This is why I prefer open source software over commercial offerings. I spent years developing expertise in 3d Studio Max and Photoshop, (the second price) but from time to time have found myself in situations where I couldn't use them. These days I prefer Blender and Krita where they are almost always available. (And Linux vs Windows or Mac OS, and Kdenlive vs Premier, and the list goes on.)
I consider taking the time to learn these apps an investment.
I do the same -- that is what moved me from Matlab to Python and Windows to Linux about 15 years ago. I had no idea at the time what a blessing that move was going to be, but the principle of maximizing future freedom led me in the right direction.
I think music makers get lucky. Most of our software has reasonable copy protection. I've never had problems activating or opening something from Ableton or Native Instruments. Some people have trouble, but it's nothing like the horror stories I've heard out of other creative fields. My theory is the people at the top are mostly people who actually use the software or have at least had bad experiences with copy protection and don't want to contribute to the problem.

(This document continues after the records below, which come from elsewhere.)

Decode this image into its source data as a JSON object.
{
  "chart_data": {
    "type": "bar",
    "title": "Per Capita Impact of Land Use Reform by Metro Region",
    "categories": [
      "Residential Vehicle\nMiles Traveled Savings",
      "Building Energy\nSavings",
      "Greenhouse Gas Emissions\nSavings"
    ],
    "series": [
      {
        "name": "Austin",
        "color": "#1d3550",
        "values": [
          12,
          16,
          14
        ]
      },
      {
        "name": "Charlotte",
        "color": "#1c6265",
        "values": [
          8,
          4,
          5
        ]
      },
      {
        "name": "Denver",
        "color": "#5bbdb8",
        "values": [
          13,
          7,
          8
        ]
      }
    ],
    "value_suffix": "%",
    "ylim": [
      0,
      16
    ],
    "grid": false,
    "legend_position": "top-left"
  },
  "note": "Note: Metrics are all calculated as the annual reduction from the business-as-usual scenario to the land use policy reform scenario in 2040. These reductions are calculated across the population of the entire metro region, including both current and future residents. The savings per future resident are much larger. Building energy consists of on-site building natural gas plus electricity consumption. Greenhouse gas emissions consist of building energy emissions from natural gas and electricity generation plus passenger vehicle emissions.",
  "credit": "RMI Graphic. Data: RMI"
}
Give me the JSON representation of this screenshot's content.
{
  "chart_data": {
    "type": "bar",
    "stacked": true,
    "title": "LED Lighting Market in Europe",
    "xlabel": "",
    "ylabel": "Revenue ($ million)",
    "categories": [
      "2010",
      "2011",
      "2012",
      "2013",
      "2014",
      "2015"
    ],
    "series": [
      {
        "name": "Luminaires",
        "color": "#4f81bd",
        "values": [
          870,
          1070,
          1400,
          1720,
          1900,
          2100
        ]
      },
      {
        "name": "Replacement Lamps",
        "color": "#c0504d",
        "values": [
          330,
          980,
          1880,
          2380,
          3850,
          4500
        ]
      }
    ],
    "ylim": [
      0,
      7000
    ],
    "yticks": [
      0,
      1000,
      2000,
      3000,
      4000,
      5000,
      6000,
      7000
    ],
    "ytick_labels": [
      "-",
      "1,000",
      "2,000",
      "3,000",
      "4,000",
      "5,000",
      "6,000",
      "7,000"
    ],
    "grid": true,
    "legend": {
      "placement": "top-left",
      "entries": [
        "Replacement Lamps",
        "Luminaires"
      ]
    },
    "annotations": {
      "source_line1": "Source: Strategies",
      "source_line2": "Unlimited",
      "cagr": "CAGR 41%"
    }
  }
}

I don't think that's necessarily correct. Music production software isn't as dystopian partially because of the absolute market dominance of Logic Pro - anything else can't compete with it, so the last thing those companies want is more reasons for their customers to not use them.
The other reason is people making money - the vast, vast majority of people will never make money from music production or guitar plugins (not because it is inherently worse, but because a lot more people do it for fun, v/s photo or video editing). Photoshop and Premier know that a substantial amount of customers use their products to make a living.
OTOH, what you're saying is definitely true to some extent for Guitar Plugins et al. Native Instruments has a bunch of free guitar plugins, and Tonebridge is amazing, and neither have any reason to be free.
>> "I don't think that's necessarily correct. Music production software isn't as dystopian partially because of the absolute market dominance of Logic Pro - anything else can't compete with it, so the last thing those companies want is more reasons for their customers to not use them."
This is news to me. It seems like the major DAWs have each cornered a particular sub-market. Cubase for orchestral, Pro Tools for studios, Live for live electronic stuff and EDM in general. Then there are smaller ones that claim share on the weaknesses of the others: Studio One, BitWig, Reaper, FL Studio, etc. I've been in this for a long time and never got a sense that Logic Pro was more than a strong contender. And I mainly get that sense from Logic Pro users who describe it as an oft-ignored underdog.
Is your claim only an intuitive thing based on the limits of one person's perspective, or do you have some stats for it? I couldn't find anything. My view is based on accounts from people who use it. You're the first to describe it as dominant.
I consider taking the time to learn these apps an investment.